A rant in the key of E

Did you know that the list of top grossing movies at the box office looks like this?

1. Titanic $600.79 m
2. Star Wars $461.00 m
3. Shrek 2 $436.47 m
4. E.T. $434.97 m
5. Star Wars Episode I: The Phantom Menace $431.09 m
6. Pirates of the Caribbean: Dead Man's Chest $419.65 m
7. Spider-Man $405.85 m
Box office figures thanks to www.boxofficereport.com

Wait a sec! That's right - this list means nothing at all! See, the lists of "Top Grossers" don't typically adjust for inflation. When adjusted for inflation, Gone With the Wind becomes the all-time champ (with $1112.2 m) - without doing so, GWTW comes it at 71st. 71st! What kind of a system is this?

I've long had a problem with the use of weekend (and total) box office sales (dollars) as a means of measuring success. Look at the other forms of mass entertainment media and their main statistical measuring sticks: in the music industry, volume is the KPI, with special designations at 500,000 and 1,000,000 units. Television uses Nielsen ratings, which, flawed as they may be, are still a measure of total viewers, not an arbitrary, inflation-prone stat such as advertising dollars. The publishing industry also uses total units, like the music industry.

So, the obvious question is: Why doesn't Hollywood use "number of tickets sold" as its measuring stick? The short answer is "I don't know." I can speculate a number of reasons, from the standard "that's the way it has always been done" (likely). Another possibility is that the general public responds more to "instant history" and is thus more readily influenced to see a film if it is amongst the "Top 10 of All-Time" as opposed to being "Number 212 All-Time in Tickets Sold!" (more interesting, but not as likely).

Whatever the reason, I have been and forever will be bothered by the current tracking system, and unfortunately, I don't know what can be done about it (if anything). I do have the tiniest bit of good news, though: this site lists all movies with number of tickets sold all time. The list looks very similar to the "Adjusted Box Office" list, as it should be. One can only hope that someone or some group of "them" uses some common sense and picks up on this method in the future.
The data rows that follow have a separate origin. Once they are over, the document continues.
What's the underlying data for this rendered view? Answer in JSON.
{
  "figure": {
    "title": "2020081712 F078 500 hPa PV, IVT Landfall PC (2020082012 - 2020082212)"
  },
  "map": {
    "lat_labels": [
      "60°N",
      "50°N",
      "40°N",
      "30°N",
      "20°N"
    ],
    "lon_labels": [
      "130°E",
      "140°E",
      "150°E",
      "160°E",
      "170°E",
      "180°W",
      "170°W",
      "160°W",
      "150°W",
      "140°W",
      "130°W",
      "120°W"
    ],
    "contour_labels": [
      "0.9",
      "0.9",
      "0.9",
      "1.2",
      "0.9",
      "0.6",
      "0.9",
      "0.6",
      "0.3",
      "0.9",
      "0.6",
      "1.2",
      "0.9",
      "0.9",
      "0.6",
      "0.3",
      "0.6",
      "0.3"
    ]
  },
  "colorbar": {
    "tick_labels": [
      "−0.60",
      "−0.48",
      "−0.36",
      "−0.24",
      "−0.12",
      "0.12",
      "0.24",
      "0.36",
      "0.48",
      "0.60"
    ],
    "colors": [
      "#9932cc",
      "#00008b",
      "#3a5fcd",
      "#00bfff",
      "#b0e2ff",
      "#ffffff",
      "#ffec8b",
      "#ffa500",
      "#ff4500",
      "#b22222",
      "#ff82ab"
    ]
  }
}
1 people have chosen wisely: on "A rant in the key of E"

WampaOne said...

Great post Fleth.

The Fellowship of the rings is below the other two LOTR...I thought it would be the other way around. Also, ROTJ above ESB...some things I'll never understand. Nice to see ANH right on second though.

For some reason, I can comment at work. I try putting something down on your Little Children review and the dystopian wiki list (good stuff there too) but it never saved. Let's see if this one goes. May the Force be with You.